Student: Joseph Downey
Positron emission tomography (PET) imaging is a powerful tool for disease diagnosis, understanding in-vivo biomechanisms, and in drug discovery and development. PET Imaging probes are labelled with cyclotron-produced short-lived positron-emitting radionuclides (eg. carbon-11 and fluorine-18, radioactive half-lives 20 min and 110 min, respectively) using rapid labelling techniques. A major confounding factor in developing new radiolabelled PET probes is the limited number of labelled starting materials available from the cyclotron. Recently the use of labelled carbon monoxide has generated much interest in the synthesis of PET imaging probes because the versatility of the metal-mediated carbonylation chemistry allows access to a plethora of labelled carbonyl compounds of biological interest. However, the availability of labelled carbon monoxide as a synthetic starting material at PET sites internationally is limited to a few research sites because of the need for specialist infrastructure for its conversion from cyclotron-produced carbon monoxide, precluding the wider utilisation of this attractive labelling approach.
This proposal aims to overcome this obstacle by harnessing the properties of Chlorosilanes (Friis et al – J. Am. Chem. Soc. 2011, 133, 18114–18117) as carbon dioxide trapping and reducing agents, obviating the need for specialist infrastructure to perform carbon monoxide radiolabelling procedures (a small scale pilot study in our lab indicate that this may be a viable approach and warrents further investigation). The project will aim to synthesis a library of chorosilanes which will be examined for their propensity to trap and reduce 11C-carbon monoxide and release 11C-CO in a rapid and convenient manner. The technique will then be tested in the radiosynthesis of carbonyl-containing compounds of biological interest and will involve a medicinal chemistry component to the project. The imaging properties of the radiolabelled candidates will be initially evaluated in vitro. Promising 11C-labelled compounds may be evaluated in vivo during the course of the project.

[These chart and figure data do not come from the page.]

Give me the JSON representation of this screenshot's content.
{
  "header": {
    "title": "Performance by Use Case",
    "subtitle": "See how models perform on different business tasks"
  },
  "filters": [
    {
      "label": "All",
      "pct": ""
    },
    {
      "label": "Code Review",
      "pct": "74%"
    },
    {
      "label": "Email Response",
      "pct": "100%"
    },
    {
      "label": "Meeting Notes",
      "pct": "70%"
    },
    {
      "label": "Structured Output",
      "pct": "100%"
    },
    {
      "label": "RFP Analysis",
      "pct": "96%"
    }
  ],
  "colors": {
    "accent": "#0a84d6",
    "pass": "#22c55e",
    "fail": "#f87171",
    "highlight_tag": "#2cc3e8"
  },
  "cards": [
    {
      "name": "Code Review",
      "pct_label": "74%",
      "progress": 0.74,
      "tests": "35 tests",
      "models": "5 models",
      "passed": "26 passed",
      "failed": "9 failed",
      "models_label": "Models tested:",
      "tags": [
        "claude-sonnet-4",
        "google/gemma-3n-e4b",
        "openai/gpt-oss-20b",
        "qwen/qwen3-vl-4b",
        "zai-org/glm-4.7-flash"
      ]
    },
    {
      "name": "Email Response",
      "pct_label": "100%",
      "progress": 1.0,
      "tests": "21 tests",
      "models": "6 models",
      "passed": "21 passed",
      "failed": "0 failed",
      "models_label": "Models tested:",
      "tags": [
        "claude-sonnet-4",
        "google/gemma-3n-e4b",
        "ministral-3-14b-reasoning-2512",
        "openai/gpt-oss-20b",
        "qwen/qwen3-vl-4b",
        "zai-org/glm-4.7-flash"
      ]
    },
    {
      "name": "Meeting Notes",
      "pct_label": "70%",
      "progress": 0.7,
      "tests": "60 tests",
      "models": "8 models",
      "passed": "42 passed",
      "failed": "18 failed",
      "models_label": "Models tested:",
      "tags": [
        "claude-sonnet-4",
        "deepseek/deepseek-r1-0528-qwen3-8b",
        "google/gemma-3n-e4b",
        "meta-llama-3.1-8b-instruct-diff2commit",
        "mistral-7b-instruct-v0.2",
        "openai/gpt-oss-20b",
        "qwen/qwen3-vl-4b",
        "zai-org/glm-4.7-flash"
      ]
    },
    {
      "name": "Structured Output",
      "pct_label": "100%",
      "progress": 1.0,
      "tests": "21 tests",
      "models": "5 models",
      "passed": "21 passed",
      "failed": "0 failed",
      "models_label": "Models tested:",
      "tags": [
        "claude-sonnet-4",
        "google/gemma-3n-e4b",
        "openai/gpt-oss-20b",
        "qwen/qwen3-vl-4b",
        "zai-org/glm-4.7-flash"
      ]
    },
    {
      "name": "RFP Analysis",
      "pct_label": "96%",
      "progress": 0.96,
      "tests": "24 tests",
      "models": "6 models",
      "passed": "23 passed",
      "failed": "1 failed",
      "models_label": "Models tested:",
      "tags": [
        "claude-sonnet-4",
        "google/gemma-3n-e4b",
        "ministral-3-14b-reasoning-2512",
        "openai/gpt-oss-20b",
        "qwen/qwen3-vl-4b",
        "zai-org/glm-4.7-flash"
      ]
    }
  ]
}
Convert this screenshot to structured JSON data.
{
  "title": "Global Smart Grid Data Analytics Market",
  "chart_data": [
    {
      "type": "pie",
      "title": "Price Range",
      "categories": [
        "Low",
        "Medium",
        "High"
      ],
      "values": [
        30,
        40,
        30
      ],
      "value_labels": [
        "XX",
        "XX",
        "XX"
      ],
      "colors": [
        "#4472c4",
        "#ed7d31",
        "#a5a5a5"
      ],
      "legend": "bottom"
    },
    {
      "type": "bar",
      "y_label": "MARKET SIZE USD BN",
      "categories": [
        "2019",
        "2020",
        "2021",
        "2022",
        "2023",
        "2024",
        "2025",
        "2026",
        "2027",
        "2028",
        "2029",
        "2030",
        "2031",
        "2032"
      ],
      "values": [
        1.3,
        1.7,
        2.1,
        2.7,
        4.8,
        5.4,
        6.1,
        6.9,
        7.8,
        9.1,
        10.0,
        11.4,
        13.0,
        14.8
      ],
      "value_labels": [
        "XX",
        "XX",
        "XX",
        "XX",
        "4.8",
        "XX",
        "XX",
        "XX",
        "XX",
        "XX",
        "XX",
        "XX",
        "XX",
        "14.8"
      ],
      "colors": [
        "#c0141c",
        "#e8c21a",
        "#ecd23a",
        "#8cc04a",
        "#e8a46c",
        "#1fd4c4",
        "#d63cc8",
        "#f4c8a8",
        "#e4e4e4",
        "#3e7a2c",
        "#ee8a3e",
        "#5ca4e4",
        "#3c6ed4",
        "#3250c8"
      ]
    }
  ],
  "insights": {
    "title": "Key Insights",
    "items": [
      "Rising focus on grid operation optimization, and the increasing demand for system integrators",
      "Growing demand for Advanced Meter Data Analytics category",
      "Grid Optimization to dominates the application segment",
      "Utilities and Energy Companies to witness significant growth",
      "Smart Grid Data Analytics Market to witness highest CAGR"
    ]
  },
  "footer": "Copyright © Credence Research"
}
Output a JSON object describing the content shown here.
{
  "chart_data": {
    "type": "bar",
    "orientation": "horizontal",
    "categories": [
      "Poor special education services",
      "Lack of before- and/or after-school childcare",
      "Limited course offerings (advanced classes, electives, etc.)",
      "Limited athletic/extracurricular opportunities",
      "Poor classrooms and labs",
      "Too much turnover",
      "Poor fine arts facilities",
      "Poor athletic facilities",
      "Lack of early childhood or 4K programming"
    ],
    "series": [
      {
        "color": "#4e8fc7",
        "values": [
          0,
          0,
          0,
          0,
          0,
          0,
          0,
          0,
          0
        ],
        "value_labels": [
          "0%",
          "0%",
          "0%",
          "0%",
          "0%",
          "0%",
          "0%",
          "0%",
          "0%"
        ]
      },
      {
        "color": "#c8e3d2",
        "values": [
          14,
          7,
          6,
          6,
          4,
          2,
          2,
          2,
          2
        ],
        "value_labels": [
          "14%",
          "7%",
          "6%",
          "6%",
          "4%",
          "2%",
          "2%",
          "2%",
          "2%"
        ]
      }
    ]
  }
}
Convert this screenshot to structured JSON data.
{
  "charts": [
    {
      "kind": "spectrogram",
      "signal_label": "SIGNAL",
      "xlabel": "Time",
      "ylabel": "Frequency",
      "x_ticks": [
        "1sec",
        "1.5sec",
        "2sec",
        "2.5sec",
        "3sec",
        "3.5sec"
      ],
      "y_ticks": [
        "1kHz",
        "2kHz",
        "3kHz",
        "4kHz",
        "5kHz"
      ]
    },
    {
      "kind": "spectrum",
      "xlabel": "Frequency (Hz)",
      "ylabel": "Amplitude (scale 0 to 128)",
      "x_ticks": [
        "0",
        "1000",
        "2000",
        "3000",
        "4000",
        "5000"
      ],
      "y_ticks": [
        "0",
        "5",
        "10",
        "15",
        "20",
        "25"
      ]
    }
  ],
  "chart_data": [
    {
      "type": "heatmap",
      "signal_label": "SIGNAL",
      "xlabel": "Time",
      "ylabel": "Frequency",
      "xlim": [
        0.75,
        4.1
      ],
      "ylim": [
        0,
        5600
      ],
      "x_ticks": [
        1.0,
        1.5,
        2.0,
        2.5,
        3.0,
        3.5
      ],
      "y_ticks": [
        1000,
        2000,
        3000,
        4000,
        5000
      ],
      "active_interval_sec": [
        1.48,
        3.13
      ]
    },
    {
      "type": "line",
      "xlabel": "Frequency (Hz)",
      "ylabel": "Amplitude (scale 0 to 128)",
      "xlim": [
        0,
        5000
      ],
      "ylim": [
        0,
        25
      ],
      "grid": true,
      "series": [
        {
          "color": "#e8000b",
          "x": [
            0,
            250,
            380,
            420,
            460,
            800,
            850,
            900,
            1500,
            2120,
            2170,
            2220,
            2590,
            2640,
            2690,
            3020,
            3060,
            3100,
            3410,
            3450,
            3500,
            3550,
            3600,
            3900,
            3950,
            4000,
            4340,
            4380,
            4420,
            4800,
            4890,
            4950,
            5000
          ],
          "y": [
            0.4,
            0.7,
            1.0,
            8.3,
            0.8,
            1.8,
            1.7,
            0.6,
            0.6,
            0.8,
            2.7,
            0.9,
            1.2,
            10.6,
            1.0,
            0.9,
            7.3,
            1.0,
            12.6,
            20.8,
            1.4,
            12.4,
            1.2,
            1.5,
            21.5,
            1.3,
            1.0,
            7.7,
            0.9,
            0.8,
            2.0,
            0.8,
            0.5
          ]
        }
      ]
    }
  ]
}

The project will be run in close collaboration with PMB, a subsidiary of the group ALCEN engaged in various sectors, such as the healthcare, the aerospace, the defence the electronics, the nuclear power and the scientific research. PMB is specialized in the design and manufacturing of particles accelerators for medical applications, with a specific focus on the cyclotron and associated technologies used for the Positron Emission Tomography. PMB is engaged in the development of an innovative PET Imaging Biomarkers production solution, based on a new fully micro & milli-fluidic synthesize system, to be proposed to researchers and clinicians.
Based on King’s expertise in radiochemistry and its ability of developing tracers for PET, PMB & King’s have decided to join efforts to co-develop the innovative solution, on the technology, on the radiochemistry and on the integration of new tracers into microfluidic systems. PMB & KCL believe that the field of PET needs a new generation of scientists and clinicians with a deeper and wider understanding of the real value of PET.
This PhD program will provide the student the expertise and skills sought after by this scientific community. The training will provide the student with unique skills in radiochemistry, microfluidics, radiochemistry instrumentation, radioanalytical techniques, purification science, synthetic medicinal chemistry, in vitro and in vivo radiobiology (eg autoradiograophy, microPET scanning) and pharmacology in addition to unique industrial and international networking opportunities.